23 September 2015
F1 Japanese Grand Prix: Smedley says Williams has to capitalise in Japan
Williams head of vehicle performance Rob Smedley beleives his team needs to make the most of its Suzuka potential to cement third place in the F1 constructors' table.
Williams needs to make the most of its expected car advantage at this weekend's Japanese Grand Prix in order to improve its championship position against its closest rivals.
Valtteri Bottas' fifth place on the streets of Singapore was not enough to prevent Ferrari – which finished 1-3 – and Red Bull, which claimed second with Daniel Ricciardo, from leaving with gains, but Williams' head of vehicle performance Rob Smedley is confident that the Mercedes-powered cars can bounce back at Suzuka.
Bottas was the second best finisher running Mercedes power in Marina Bay, behind the works car of Nico Rosberg, but neither had an answer for Ricciardo or racewinner Sebastian Vettel on a rare off weekend for the Three Pointed Star. Smedley, however, believes that Williams can redress the balance somewhat this weekend.

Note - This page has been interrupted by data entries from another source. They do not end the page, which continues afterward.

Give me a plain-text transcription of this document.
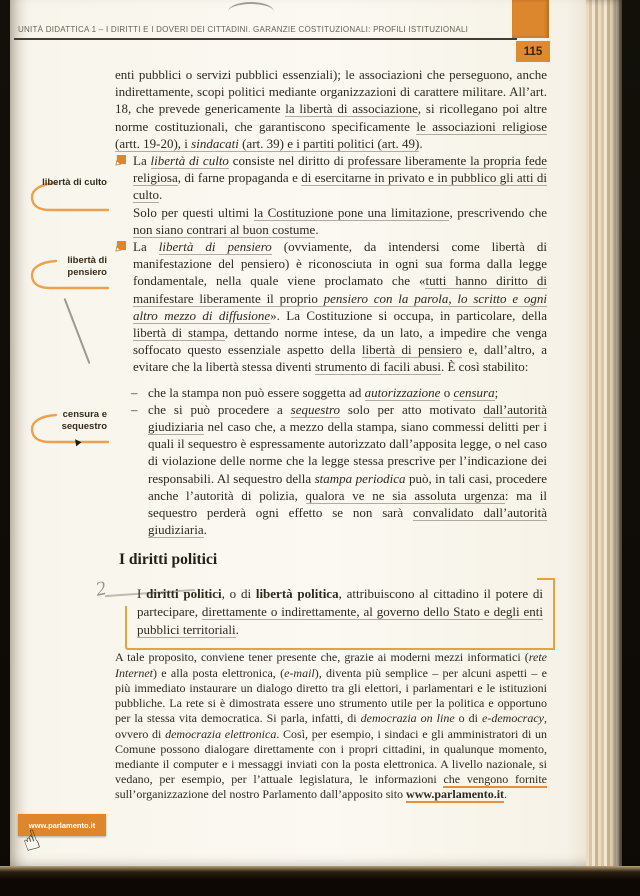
UNITÀ DIDATTICA 1 – I DIRITTI E I DOVERI DEI CITTADINI. GARANZIE COSTITUZIONALI: PROFILI ISTITUZIONALI
115
libertà di culto
libertà di pensiero
censura e sequestro
2

enti pubblici o servizi pubblici essenziali); le associazioni che perseguono, anche indirettamente, scopi politici mediante organizzazioni di carattere militare. All’art. 18, che prevede genericamente la libertà di associazione, si ricollegano poi altre norme costituzionali, che garantiscono specificamente le associazioni religiose (artt. 19-20), i sindacati (art. 39) e i partiti politici (art. 49).

La libertà di culto consiste nel diritto di professare liberamente la propria fede religiosa, di farne propaganda e di esercitarne in privato e in pubblico gli atti di culto.

Solo per questi ultimi la Costituzione pone una limitazione, prescrivendo che non siano contrari al buon costume.

La libertà di pensiero (ovviamente, da intendersi come libertà di manifestazione del pensiero) è riconosciuta in ogni sua forma dalla legge fondamentale, nella quale viene proclamato che «tutti hanno diritto di manifestare liberamente il proprio pensiero con la parola, lo scritto e ogni altro mezzo di diffusione». La Costituzione si occupa, in particolare, della libertà di stampa, dettando norme intese, da un lato, a impedire che venga soffocato questo essenziale aspetto della libertà di pensiero e, dall’altro, a evitare che la libertà stessa diventi strumento di facili abusi. È così stabilito:

– che la stampa non può essere soggetta ad autorizzazione o censura;

– che si può procedere a sequestro solo per atto motivato dall’autorità giudiziaria nel caso che, a mezzo della stampa, siano commessi delitti per i quali il sequestro è espressamente autorizzato dall’apposita legge, o nel caso di violazione delle norme che la legge stessa prescrive per l’indicazione dei responsabili. Al sequestro della stampa periodica può, in tali casi, procedere anche l’autorità di polizia, qualora ve ne sia assoluta urgenza: ma il sequestro perderà ogni effetto se non sarà convalidato dall’autorità giudiziaria.

I diritti politici

I diritti politici, o di libertà politica, attribuiscono al cittadino il potere di partecipare, direttamente o indirettamente, al governo dello Stato e degli enti pubblici territoriali.

A tale proposito, conviene tener presente che, grazie ai moderni mezzi informatici (rete Internet) e alla posta elettronica, (e-mail), diventa più semplice – per alcuni aspetti – e più immediato instaurare un dialogo diretto tra gli elettori, i parlamentari e le istituzioni pubbliche. La rete si è dimostrata essere uno strumento utile per la politica e opportuno per la stessa vita democratica. Si parla, infatti, di democrazia on line o di e-democracy, ovvero di democrazia elettronica. Così, per esempio, i sindaci e gli amministratori di un Comune possono dialogare direttamente con i propri cittadini, in qualunque momento, mediante il computer e i messaggi inviati con la posta elettronica. A livello nazionale, si vedano, per esempio, per l’attuale legislatura, le informazioni che vengono fornite sull’organizzazione del nostro Parlamento dall’apposito sito www.parlamento.it.

www.parlamento.it
☝
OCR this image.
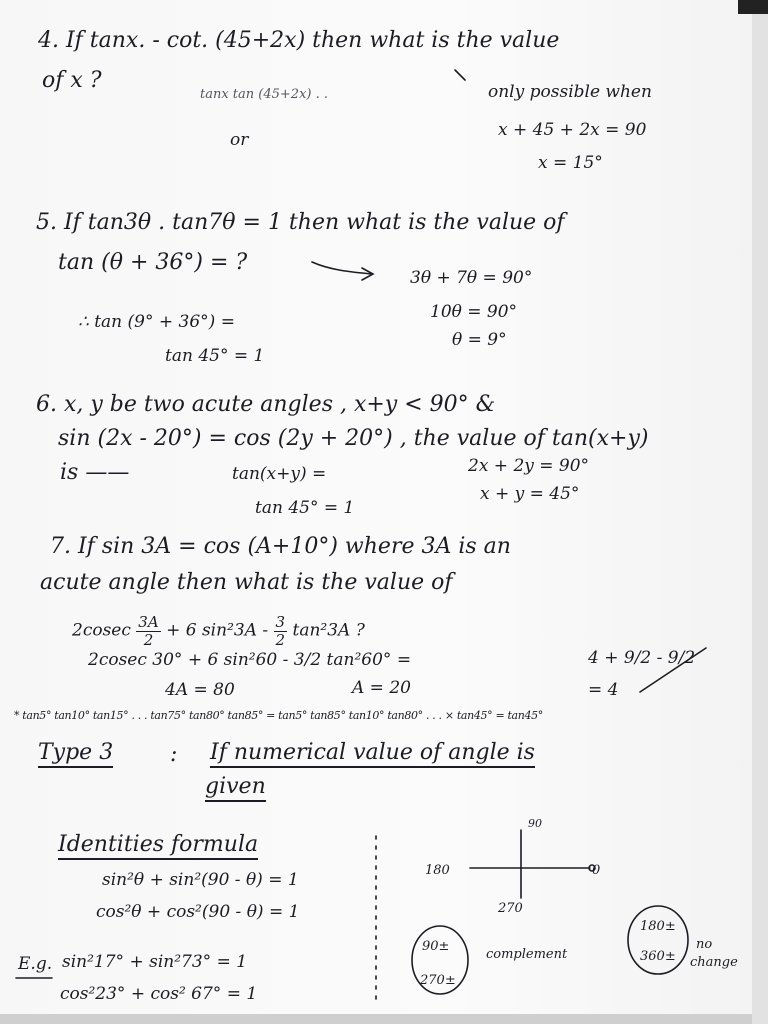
4. If tanx. - cot. (45+2x) then what is the value
of x ?
tanx tan (45+2x) . .	only possible when
x + 45 + 2x = 90
x = 15°
or
5. If tan3θ . tan7θ = 1 then what is the value of
tan (θ + 36°) = ?
3θ + 7θ = 90°
10θ = 90°
θ = 9°
∴ tan (9° + 36°) =
tan 45° = 1
6. x, y be two acute angles , x+y < 90° &
sin (2x - 20°) = cos (2y + 20°) , the value of tan(x+y)
is ——	tan(x+y) =
tan 45° = 1
2x + 2y = 90°
x + y = 45°
7. If sin 3A = cos (A+10°) where 3A is an
acute angle then what is the value of
$2cosec \frac{3A}{2} + 6$ $\sin^23A - \frac{3}{2} \tan^23A$ ?
2cosec 30° + 6 sin²60 - 3/2 tan²60° =	4 + 9/2 - 9/2
4A = 80	A = 20	= 4
* tan5° tan10° tan15° . . . tan75° tan80° tan85° = tan5° tan85° tan10° tan80° . . . × tan45° = tan45°
Type 3	: If numerical value of angle is
given
Identities formula
sin²θ + sin²(90 - θ) = 1
cos²θ + cos²(90 - θ) = 1
E.g. sin²17° + sin²73° = 1
cos²23° + cos² 67° = 1
90
180	0
270
90±
270±
complement
180±
360±
no
change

“I would have thought so,” he said, “The car was really good [in Japan] last year in the dry, if not so much so in the wet. [Suzuka]'s got a good mix of high drag sensitivity, high engine power sensitivity and high speed corners [and] all of those things really suit our car, so I'm expecting it to be a good race for us.

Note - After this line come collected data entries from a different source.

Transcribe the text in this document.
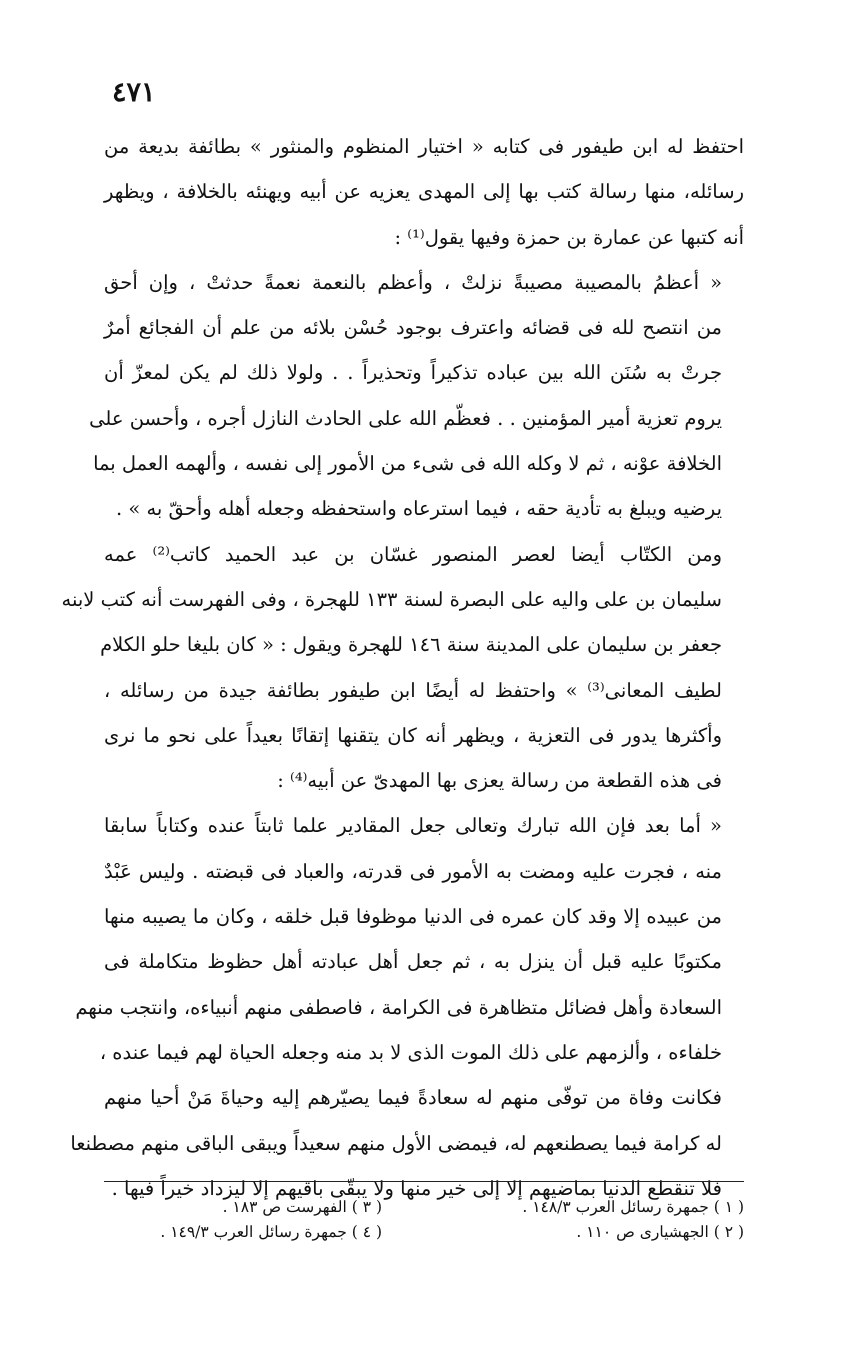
٤٧١
احتفظ له ابن طيفور فى كتابه « اختيار المنظوم والمنثور » بطائفة بديعة من
رسائله، منها رسالة كتب بها إلى المهدى يعزيه عن أبيه ويهنئه بالخلافة ، ويظهر
أنه كتبها عن عمارة بن حمزة وفيها يقول⁽¹⁾ :
« أعظمُ بالمصيبة مصيبةً نزلتْ ، وأعظم بالنعمة نعمةً حدثتْ ، وإن أحق
من انتصح لله فى قضائه واعترف بوجود حُسْن بلائه من علم أن الفجائع أمرٌ
جرتْ به سُنَن الله بين عباده تذكيراً وتحذيراً . . ولولا ذلك لم يكن لمعزّ أن
يروم تعزية أمير المؤمنين . . فعظّم الله على الحادث النازل أجره ، وأحسن على
الخلافة عوْنه ، ثم لا وكله الله فى شىء من الأمور إلى نفسه ، وألهمه العمل بما
يرضيه ويبلغ به تأدية حقه ، فيما استرعاه واستحفظه وجعله أهله وأحقّ به » .
ومن الكتّاب أيضا لعصر المنصور غسّان بن عبد الحميد كاتب⁽²⁾ عمه
سليمان بن على واليه على البصرة لسنة ١٣٣ للهجرة ، وفى الفهرست أنه كتب لابنه
جعفر بن سليمان على المدينة سنة ١٤٦ للهجرة ويقول : « كان بليغا حلو الكلام
لطيف المعانى⁽³⁾ » واحتفظ له أيضًا ابن طيفور بطائفة جيدة من رسائله ،
وأكثرها يدور فى التعزية ، ويظهر أنه كان يتقنها إتقانًا بعيداً على نحو ما نرى
فى هذه القطعة من رسالة يعزى بها المهدىّ عن أبيه⁽⁴⁾ :
« أما بعد فإن الله تبارك وتعالى جعل المقادير علما ثابتاً عنده وكتاباً سابقا
منه ، فجرت عليه ومضت به الأمور فى قدرته، والعباد فى قبضته . وليس عَبْدٌ
من عبيده إلا وقد كان عمره فى الدنيا موظوفا قبل خلقه ، وكان ما يصيبه منها
مكتوبًا عليه قبل أن ينزل به ، ثم جعل أهل عبادته أهل حظوظ متكاملة فى
السعادة وأهل فضائل متظاهرة فى الكرامة ، فاصطفى منهم أنبياءه، وانتجب منهم
خلفاءه ، وألزمهم على ذلك الموت الذى لا بد منه وجعله الحياة لهم فيما عنده ،
فكانت وفاة من توفّى منهم له سعادةً فيما يصيّرهم إليه وحياةَ مَنْ أحيا منهم
له كرامة فيما يصطنعهم له، فيمضى الأول منهم سعيداً ويبقى الباقى منهم مصطنعا
فلا تنقطع الدنيا بماضيهم إلا إلى خير منها ولا يبقّى باقيهم إلا ليزداد خيراً فيها .
( ١ ) جمهرة رسائل العرب ١٤٨/٣ .
( ٢ ) الجهشيارى ص ١١٠ .
( ٣ ) الفهرست ص ١٨٣ .
( ٤ ) جمهرة رسائل العرب ١٤٩/٣ .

“It's got to be as I think we'll have a possible advantage over the people around us in the championship and we just have to make sure we capitalise on that.”
Williams heads to Japan trailing a seemingly rejuvenated Ferrari by 112 points, but has Red Bull hovering just 59 points off its third place with six races still to run. Despite the Prancing Horse's apparent jump in form last weekend, however, Smedley remains to be convinced that it can be a regular threat to Mercedes, which he believes struggled with its tyres in Singapore, and reckons that Williams too may still be on a par with the Scuderia.

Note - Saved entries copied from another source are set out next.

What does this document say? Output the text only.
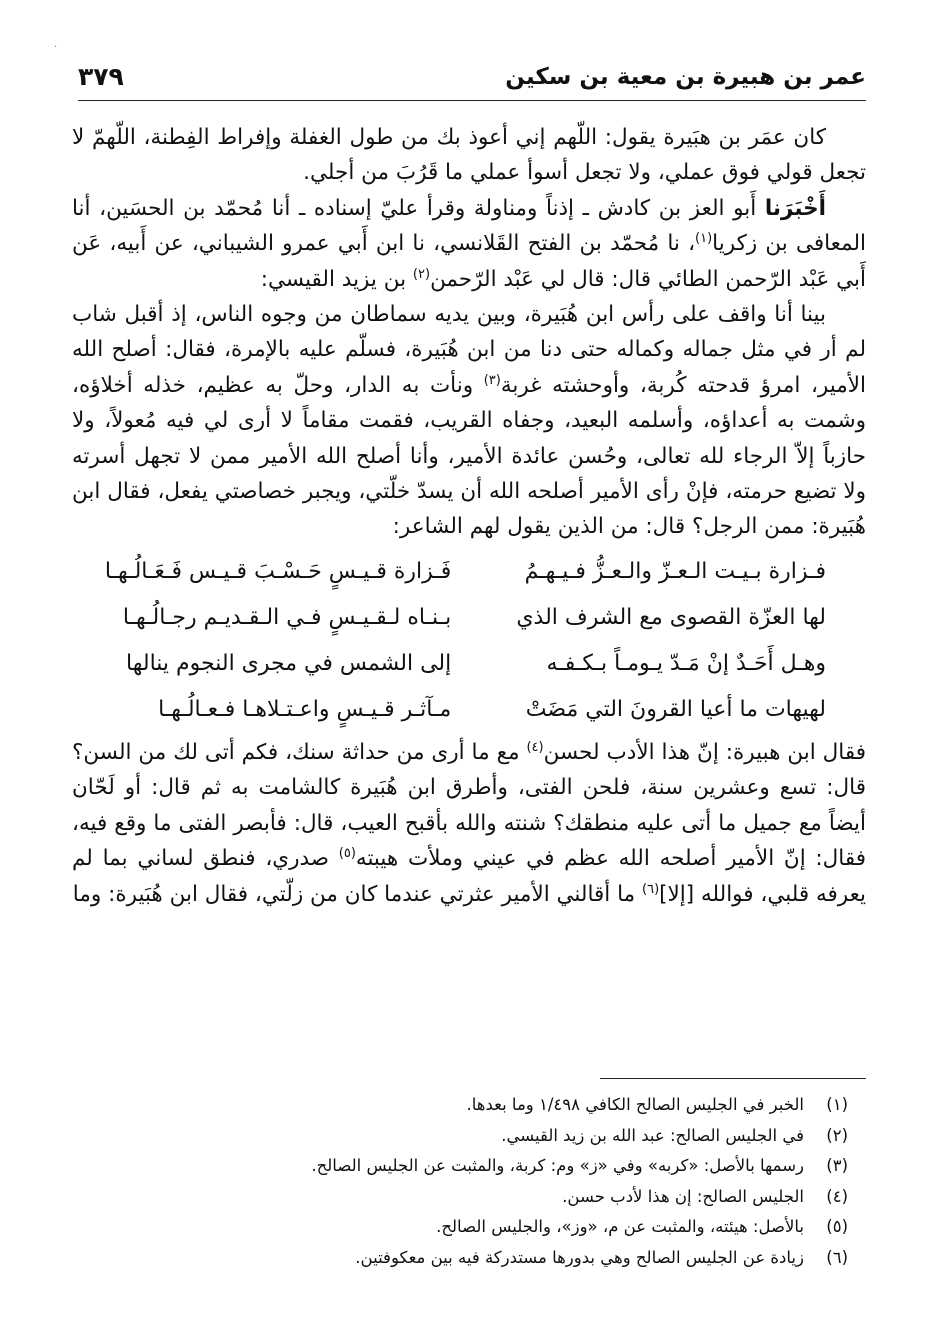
·
عمر بن هبيرة بن معية بن سكين
٣٧٩

كان عمَر بن هبَيرة يقول: اللّهم إني أعوذ بك من طول الغفلة وإفراط الفِطنة، اللّهمّ لا تجعل قولي فوق عملي، ولا تجعل أسوأ عملي ما قَرُبَ من أجلي.

أَخْبَرَنا أَبو العز بن كادش ـ إذناً ومناولة وقرأ عليّ إسناده ـ أنا مُحمّد بن الحسَين، أنا المعافى بن زكريا$^{(١)}$، نا مُحمّد بن الفتح القَلانسي، نا ابن أَبي عمرو الشيباني، عن أَبيه، عَن أَبي عَبْد الرّحمن الطائي قال: قال لي عَبْد الرّحمن$^{(٢)}$ بن يزيد القيسي:

بينا أنا واقف على رأس ابن هُبَيرة، وبين يديه سماطان من وجوه الناس، إذ أقبل شاب لم أر في مثل جماله وكماله حتى دنا من ابن هُبَيرة، فسلّم عليه بالإمرة، فقال: أصلح الله الأمير، امرؤ قدحته كُربة، وأوحشته غربة$^{(٣)}$ ونأت به الدار، وحلّ به عظيم، خذله أخلاؤه، وشمت به أعداؤه، وأسلمه البعيد، وجفاه القريب، فقمت مقاماً لا أرى لي فيه مُعولاً، ولا حازباً إلاّ الرجاء لله تعالى، وحُسن عائدة الأمير، وأنا أصلح الله الأمير ممن لا تجهل أسرته ولا تضيع حرمته، فإنْ رأى الأمير أصلحه الله أن يسدّ خلّتي، ويجبر خصاصتي يفعل، فقال ابن هُبَيرة: ممن الرجل؟ قال: من الذين يقول لهم الشاعر:

فـزارة بـيـت الـعـزّ والـعـزُّ فـيـهـمُ
فَـزارة قـيـسٍ حَـسْـبَ قـيـس فَـعَـالُـهـا
لها العزّة القصوى مع الشرف الذي
بـنـاه لـقـيـسٍ فـي الـقـديـم رجـالُـهـا
وهـل أَحَـدٌ إنْ مَـدّ يـومـاً بـكـفـه
إلى الشمس في مجرى النجوم ينالها
لهيهات ما أعيا القرونَ التي مَضَتْ
مـآثـر قـيـسٍ واعـتـلاهـا فـعـالُـهـا

فقال ابن هبيرة: إنّ هذا الأدب لحسن$^{(٤)}$ مع ما أرى من حداثة سنك، فكم أتى لك من السن؟ قال: تسع وعشرين سنة، فلحن الفتى، وأطرق ابن هُبَيرة كالشامت به ثم قال: أو لَحّان أيضاً مع جميل ما أتى عليه منطقك؟ شنته والله بأقبح العيب، قال: فأبصر الفتى ما وقع فيه، فقال: إنّ الأمير أصلحه الله عظم في عيني وملأت هيبته$^{(٥)}$ صدري، فنطق لساني بما لم يعرفه قلبي، فوالله [إلا]$^{(٦)}$ ما أقالني الأمير عثرتي عندما كان من زلّتي، فقال ابن هُبَيرة: وما

(١)
الخبر في الجليس الصالح الكافي ١/٤٩٨ وما بعدها.
(٢)
في الجليس الصالح: عبد الله بن زيد القيسي.
(٣)
رسمها بالأصل: «كربه» وفي «ز» وم: كربة، والمثبت عن الجليس الصالح.
(٤)
الجليس الصالح: إن هذا لأدب حسن.
(٥)
بالأصل: هيئته، والمثبت عن م، «وز»، والجليس الصالح.
(٦)
زيادة عن الجليس الصالح وهي بدورها مستدركة فيه بين معكوفتين.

“At Silverstone, I think we were far and away quicker than them, but then we went to Budapest and they were quicker than us – not so much in qualifying, but definitely in the race, when we were suffering with the problem we had in Monaco and at Silverstone in the wet,” he reasoned, “We're understanding that [issue] a lot better and, going back to Hungary now, even with the same car, on the basis of this weekend, we would have done a lot better there and at that type of circuit.
“Since then, we've had three specialist kind of circuits in Belgium, Italy and [Singapore], which don't really represent the norm and I think it will be interesting to see what [Ferrari] is like when we get to Japan – and Russia to a certain extent.
“I'm reasonably confident our car should work quite well around there, although whether or not we have the legs on them, I don't know. Between the two teams, it's going to be about getting everything perfect – as usual.”